After completing her education, she entered the world of population policy and lobbying, and from 1975 to 1993 held a senior role at Population Action International, which works to advance sexual and reproductive health and rights. But in 1997 she felt impelled to move from the more rarefied realm of policy to frontline action. Private doctors regularly prescribed contraceptive pills to wealthier women who wished to avoid pregnancy after unprotected, unplanned or unwanted sex, although it had never been approved for this purpose. But, except in some cases of rape, poorer women generally struggled to access the treatment.

Alexander Sanger, a former president of Planned Parenthood of New York City (PPNYC) who knew Camp well, says she regarded it as an issue of basic health equity: “Sharon saw there was a divide between the healthcare that well-to-do women got versus what poorer women got.” The remedy, Camp believed, was for a pill to be sanctified by the Food and Drug Administration as an emergency contraceptive. However, big pharmaceutical companies “wouldn’t touch it with a barge pole”, she later recalled. 

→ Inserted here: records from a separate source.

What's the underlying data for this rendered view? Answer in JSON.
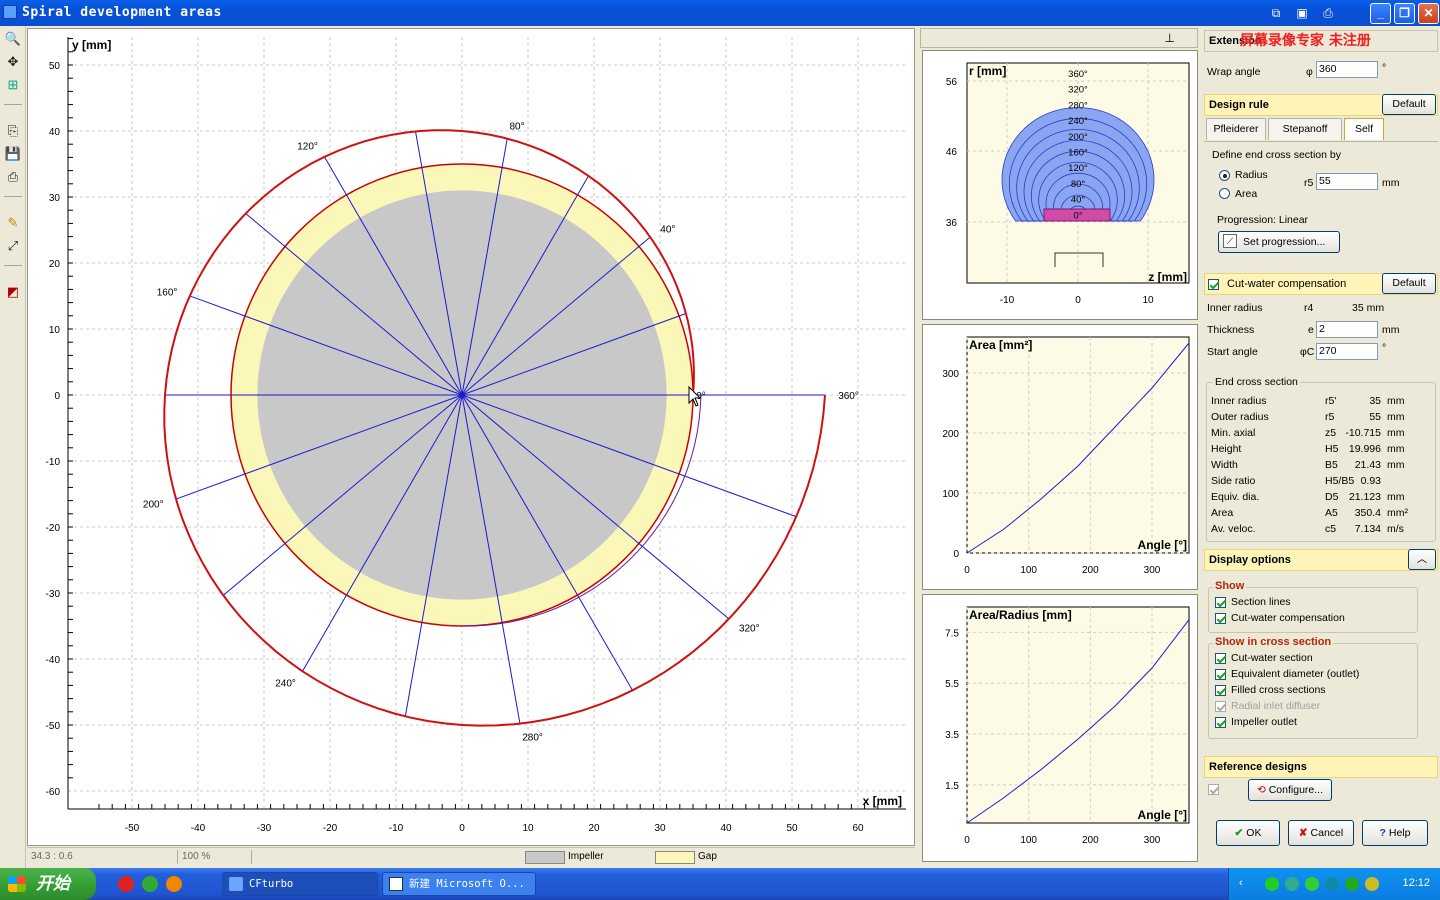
{
  "window": {
    "title": "Spiral development areas"
  },
  "watermark": "屏幕录像专家  未注册",
  "main_plot": {
    "ylabel": "y [mm]",
    "xlabel": "x [mm]",
    "x_ticks": [
      "-50",
      "-40",
      "-30",
      "-20",
      "-10",
      "0",
      "10",
      "20",
      "30",
      "40",
      "50",
      "60"
    ],
    "y_ticks": [
      "50",
      "40",
      "30",
      "20",
      "10",
      "0",
      "-10",
      "-20",
      "-30",
      "-40",
      "-50",
      "-60"
    ],
    "angle_labels": [
      "0°",
      "40°",
      "80°",
      "120°",
      "160°",
      "200°",
      "240°",
      "280°",
      "320°",
      "360°"
    ],
    "impeller_radius": 31,
    "gap_outer_radius": 35,
    "spiral": {
      "start_radius": 35,
      "end_radius": 55,
      "end_angle": 360
    }
  },
  "status": {
    "coords": "34.3 : 0.6",
    "zoom": "100 %",
    "legend_impeller": "Impeller",
    "legend_gap": "Gap",
    "impeller_color": "#c8c8c8",
    "gap_color": "#fbf7b8"
  },
  "cross_section_chart": {
    "ylabel": "r [mm]",
    "xlabel": "z [mm]",
    "y_ticks": [
      "56",
      "46",
      "36"
    ],
    "x_ticks": [
      "-10",
      "0",
      "10"
    ],
    "angle_labels": [
      "360°",
      "320°",
      "280°",
      "240°",
      "200°",
      "160°",
      "120°",
      "80°",
      "40°",
      "0°"
    ]
  },
  "chart_data": [
    {
      "type": "line",
      "title": "",
      "ylabel": "Area [mm²]",
      "xlabel": "Angle [°]",
      "x": [
        0,
        60,
        120,
        180,
        240,
        300,
        360
      ],
      "y": [
        0,
        40,
        90,
        145,
        210,
        275,
        350
      ],
      "y_ticks": [
        "300",
        "200",
        "100",
        "0"
      ],
      "x_ticks": [
        "0",
        "100",
        "200",
        "300"
      ],
      "xlim": [
        0,
        360
      ],
      "ylim": [
        0,
        360
      ]
    },
    {
      "type": "line",
      "title": "",
      "ylabel": "Area/Radius [mm]",
      "xlabel": "Angle [°]",
      "x": [
        0,
        60,
        120,
        180,
        240,
        300,
        360
      ],
      "y": [
        0,
        1.0,
        2.1,
        3.3,
        4.6,
        6.1,
        8.0
      ],
      "y_ticks": [
        "7.5",
        "5.5",
        "3.5",
        "1.5"
      ],
      "x_ticks": [
        "0",
        "100",
        "200",
        "300"
      ],
      "xlim": [
        0,
        360
      ],
      "ylim": [
        0,
        8.5
      ]
    }
  ],
  "extension": {
    "head": "Extension",
    "wrap_label": "Wrap angle",
    "wrap_sym": "φ",
    "wrap_value": "360",
    "wrap_unit": "°"
  },
  "design_rule": {
    "head": "Design rule",
    "default_btn": "Default",
    "tabs": [
      "Pfleiderer",
      "Stepanoff",
      "Self"
    ],
    "define_label": "Define end cross section by",
    "radius_label": "Radius",
    "area_label": "Area",
    "r5_sym": "r5",
    "r5_value": "55",
    "r5_unit": "mm",
    "progression_label": "Progression:  Linear",
    "set_progression_btn": "Set progression..."
  },
  "cutwater": {
    "head": "Cut-water compensation",
    "default_btn": "Default",
    "rows": [
      {
        "label": "Inner radius",
        "sym": "r4",
        "value": "35 mm"
      },
      {
        "label": "Thickness",
        "sym": "e",
        "value": "2",
        "unit": "mm"
      },
      {
        "label": "Start angle",
        "sym": "φC",
        "value": "270",
        "unit": "°"
      }
    ]
  },
  "end_cross_section": {
    "title": "End cross section",
    "rows": [
      {
        "label": "Inner radius",
        "sym": "r5'",
        "value": "35",
        "unit": "mm"
      },
      {
        "label": "Outer radius",
        "sym": "r5",
        "value": "55",
        "unit": "mm"
      },
      {
        "label": "Min. axial",
        "sym": "z5",
        "value": "-10.715",
        "unit": "mm"
      },
      {
        "label": "Height",
        "sym": "H5",
        "value": "19.996",
        "unit": "mm"
      },
      {
        "label": "Width",
        "sym": "B5",
        "value": "21.43",
        "unit": "mm"
      },
      {
        "label": "Side ratio",
        "sym": "H5/B5",
        "value": "0.93",
        "unit": ""
      },
      {
        "label": "Equiv. dia.",
        "sym": "D5",
        "value": "21.123",
        "unit": "mm"
      },
      {
        "label": "Area",
        "sym": "A5",
        "value": "350.4",
        "unit": "mm²"
      },
      {
        "label": "Av. veloc.",
        "sym": "c5",
        "value": "7.134",
        "unit": "m/s"
      }
    ]
  },
  "display_options": {
    "head": "Display options",
    "show_title": "Show",
    "show_items": [
      {
        "label": "Section lines",
        "checked": true
      },
      {
        "label": "Cut-water compensation",
        "checked": true
      }
    ],
    "cross_title": "Show in cross section",
    "cross_items": [
      {
        "label": "Cut-water section",
        "checked": true
      },
      {
        "label": "Equivalent diameter (outlet)",
        "checked": true
      },
      {
        "label": "Filled cross sections",
        "checked": true
      },
      {
        "label": "Radial inlet diffuser",
        "checked": true,
        "disabled": true
      },
      {
        "label": "Impeller outlet",
        "checked": true
      }
    ]
  },
  "reference": {
    "head": "Reference designs",
    "configure_btn": "Configure..."
  },
  "dialog_buttons": {
    "ok": "OK",
    "cancel": "Cancel",
    "help": "Help"
  },
  "taskbar": {
    "start": "开始",
    "tasks": [
      "CFturbo",
      "新建 Microsoft O..."
    ],
    "clock": "12:12"
  }
}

Her solution was to set up Women’s Capital Corporation, financed entirely by non-profits, to develop and market it — an extraordinary undertaking for someone unversed in the commercial world. Following the success of Plan B, as the product was named, in 2004 the company was sold to Barr Pharmaceuticals and the pill has since been approved for over-the-counter sale in the US.

The previous year she had become president and chief executive of the Guttmacher Institute, a research and policy organisation whose personnel she proudly described as “scholar-activists”. Wittenberg, current co-president and CEO, who worked alongside Camp until her retirement in 2013, remembers a woman “who really exuded gravitas” and wielded huge influence in political and policy circles but was also a gentle and supportive mentor, determined to nurture the next generation in her field.

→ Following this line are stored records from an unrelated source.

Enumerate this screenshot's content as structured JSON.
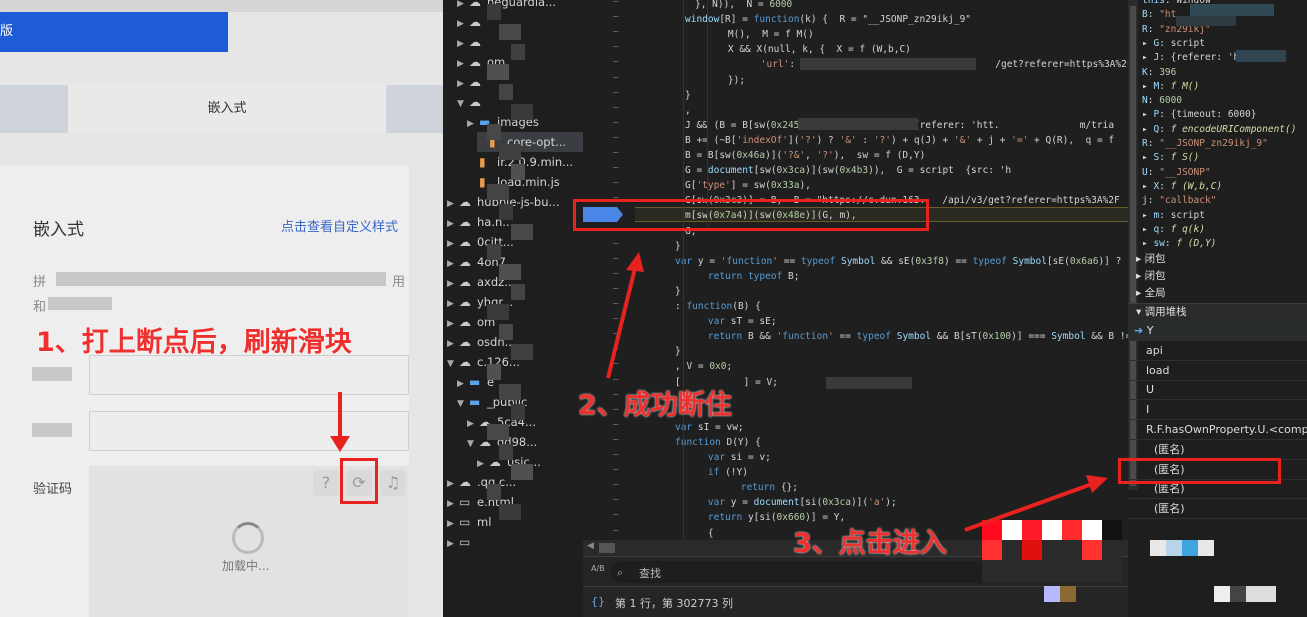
{
  "page": {
    "banner": "版",
    "tab_active": "嵌入式",
    "card_title": "嵌入式",
    "custom_style_link": "点击查看自定义样式",
    "desc_start": "拼",
    "desc_end": "用",
    "desc2_start": "和",
    "captcha_label": "验证码",
    "loading_text": "加载中..."
  },
  "tree": [
    {
      "label": "neguardia...",
      "depth": 3,
      "icon": "cloud",
      "expanded": false
    },
    {
      "label": "",
      "depth": 3,
      "icon": "cloud",
      "expanded": false
    },
    {
      "label": "",
      "depth": 3,
      "icon": "cloud",
      "expanded": false
    },
    {
      "label": "om",
      "depth": 3,
      "icon": "cloud",
      "expanded": false
    },
    {
      "label": "",
      "depth": 3,
      "icon": "cloud",
      "expanded": false
    },
    {
      "label": "",
      "depth": 3,
      "icon": "cloud",
      "expanded": true
    },
    {
      "label": "images",
      "depth": 4,
      "icon": "folder",
      "expanded": false
    },
    {
      "label": "core-opt...",
      "depth": 5,
      "icon": "js",
      "expanded": null
    },
    {
      "label": "ir.2.0.9.min...",
      "depth": 4,
      "icon": "js",
      "expanded": null
    },
    {
      "label": "load.min.js",
      "depth": 4,
      "icon": "js",
      "expanded": null
    },
    {
      "label": "hubble-js-bu...",
      "depth": 2,
      "icon": "cloud",
      "expanded": false
    },
    {
      "label": "ha.n...",
      "depth": 2,
      "icon": "cloud",
      "expanded": false
    },
    {
      "label": "0citt...",
      "depth": 2,
      "icon": "cloud",
      "expanded": false
    },
    {
      "label": "4oh7...",
      "depth": 2,
      "icon": "cloud",
      "expanded": false
    },
    {
      "label": "axdz...",
      "depth": 2,
      "icon": "cloud",
      "expanded": false
    },
    {
      "label": "yhqr...",
      "depth": 2,
      "icon": "cloud",
      "expanded": false
    },
    {
      "label": "om",
      "depth": 2,
      "icon": "cloud",
      "expanded": false
    },
    {
      "label": "osdn...",
      "depth": 2,
      "icon": "cloud",
      "expanded": false
    },
    {
      "label": "c.126...",
      "depth": 2,
      "icon": "cloud",
      "expanded": true
    },
    {
      "label": "e",
      "depth": 3,
      "icon": "folder",
      "expanded": false
    },
    {
      "label": "_public",
      "depth": 3,
      "icon": "folder",
      "expanded": true
    },
    {
      "label": "5ca4...",
      "depth": 4,
      "icon": "cloud",
      "expanded": false
    },
    {
      "label": "dd98...",
      "depth": 4,
      "icon": "cloud",
      "expanded": true
    },
    {
      "label": "usic...",
      "depth": 5,
      "icon": "cloud",
      "expanded": false
    },
    {
      "label": ".qq.c...",
      "depth": 2,
      "icon": "cloud",
      "expanded": false
    },
    {
      "label": "e.html",
      "depth": 2,
      "icon": "frame",
      "expanded": false
    },
    {
      "label": "ml",
      "depth": 2,
      "icon": "frame",
      "expanded": false
    },
    {
      "label": "",
      "depth": 2,
      "icon": "frame",
      "expanded": false
    }
  ],
  "code": [
    "}, N)),  N = 6000",
    "window[R] = function(k) {  R = \"__JSONP_zn29ikj_9\"",
    "    M(),  M = f M()",
    "    X && X(null, k, {  X = f (W,b,C)",
    "        'url': B  B = \"                          /get?referer=https%3A%2F",
    "    });",
    "}",
    ",",
    "J && (B = B[sw(0x245)]('?')[0x0]),  J = {referer: 'htt.              m/tria",
    "B += (~B['indexOf']('?') ? '&' : '?') + q(J) + '&' + j + '=' + Q(R),  q = f",
    "B = B[sw(0x46a)]('?&', '?'),  sw = f (D,Y)",
    "G = document[sw(0x3ca)](sw(0x4b3)),  G = script  {src: 'h",
    "G['type'] = sw(0x33a),",
    "G[sw(0x3c3)] = B,  B = \"https://c.dun.163.   /api/v3/get?referer=https%3A%2F",
    "m[sw(0x7a4)](sw(0x48e)](G, m),",
    "G;",
    "}",
    "var y = 'function' == typeof Symbol && sE(0x3f8) == typeof Symbol[sE(0x6a6)] ? :",
    "    return typeof B;",
    "}",
    ": function(B) {",
    "    var sT = sE;",
    "    return B && 'function' == typeof Symbol && B[sT(0x100)] === Symbol && B !==",
    "}",
    ", V = 0x0;",
    "[           ] = V;",
    "",
    "",
    "var sI = vw;",
    "function D(Y) {",
    "    var si = v;",
    "    if (!Y)",
    "        return {};",
    "    var y = document[si(0x3ca)]('a');",
    "    return y[si(0x660)] = Y,",
    "    {"
  ],
  "search": {
    "placeholder": "查找",
    "match_case_icon": "A/B"
  },
  "status": "第 1 行，第 302773 列",
  "scope": [
    {
      "k": "this",
      "v": "Window",
      "t": "obj",
      "arrow": false
    },
    {
      "k": "B",
      "v": "\"ht",
      "t": "str",
      "arrow": false
    },
    {
      "k": "R",
      "v": "\"zn29ikj\"",
      "t": "str",
      "arrow": false
    },
    {
      "k": "G",
      "v": "script",
      "t": "obj",
      "arrow": true
    },
    {
      "k": "J",
      "v": "{referer: 'h",
      "t": "obj",
      "arrow": true
    },
    {
      "k": "K",
      "v": "396",
      "t": "num",
      "arrow": false
    },
    {
      "k": "M",
      "v": "f M()",
      "t": "fn",
      "arrow": true
    },
    {
      "k": "N",
      "v": "6000",
      "t": "num",
      "arrow": false
    },
    {
      "k": "P",
      "v": "{timeout: 6000}",
      "t": "obj",
      "arrow": true
    },
    {
      "k": "Q",
      "v": "f encodeURIComponent()",
      "t": "fn",
      "arrow": true
    },
    {
      "k": "R",
      "v": "\"__JSONP_zn29ikj_9\"",
      "t": "str",
      "arrow": false
    },
    {
      "k": "S",
      "v": "f S()",
      "t": "fn",
      "arrow": true
    },
    {
      "k": "U",
      "v": "\"__JSONP\"",
      "t": "str",
      "arrow": false
    },
    {
      "k": "X",
      "v": "f (W,b,C)",
      "t": "fn",
      "arrow": true
    },
    {
      "k": "j",
      "v": "\"callback\"",
      "t": "str",
      "arrow": false
    },
    {
      "k": "m",
      "v": "script",
      "t": "obj",
      "arrow": true
    },
    {
      "k": "q",
      "v": "f q(k)",
      "t": "fn",
      "arrow": true
    },
    {
      "k": "sw",
      "v": "f (D,Y)",
      "t": "fn",
      "arrow": true
    }
  ],
  "scope_sections": [
    "闭包",
    "闭包",
    "全局"
  ],
  "callstack_title": "调用堆栈",
  "callstack": [
    {
      "label": "Y",
      "active": true,
      "anon": false
    },
    {
      "label": "api",
      "active": false,
      "anon": false
    },
    {
      "label": "load",
      "active": false,
      "anon": false
    },
    {
      "label": "U",
      "active": false,
      "anon": false
    },
    {
      "label": "I",
      "active": false,
      "anon": false
    },
    {
      "label": "R.F.hasOwnProperty.U.<comput",
      "active": false,
      "anon": false
    },
    {
      "label": "(匿名)",
      "active": false,
      "anon": true
    },
    {
      "label": "(匿名)",
      "active": false,
      "anon": true
    },
    {
      "label": "(匿名)",
      "active": false,
      "anon": true
    },
    {
      "label": "(匿名)",
      "active": false,
      "anon": true
    }
  ],
  "annotations": {
    "step1": "1、打上断点后，刷新滑块",
    "step2": "2、成功断住",
    "step3": "3、点击进入"
  },
  "colors": {
    "annotation": "#e8221f",
    "breakpoint": "#4a86e8",
    "banner": "#1e5bd6"
  }
}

She helped to build a business case for investment in sexual and reproductive health around the world, contributing to “a big infusion of funding” for family planning services, he said. Domestically, she fought to secure the contraceptive coverage guarantee in the Affordable Care Act. After the Supreme Court ruled in 2022 that there was no constitutional right to abortion, she saw some states roll back protections, a situation that she had hoped to see reversed in her lifetime.

But entering her eighties, she described herself as “very content”. Her only remaining goal? “To try and stay useful, because I think when we stop feeling useful, we go downhill.”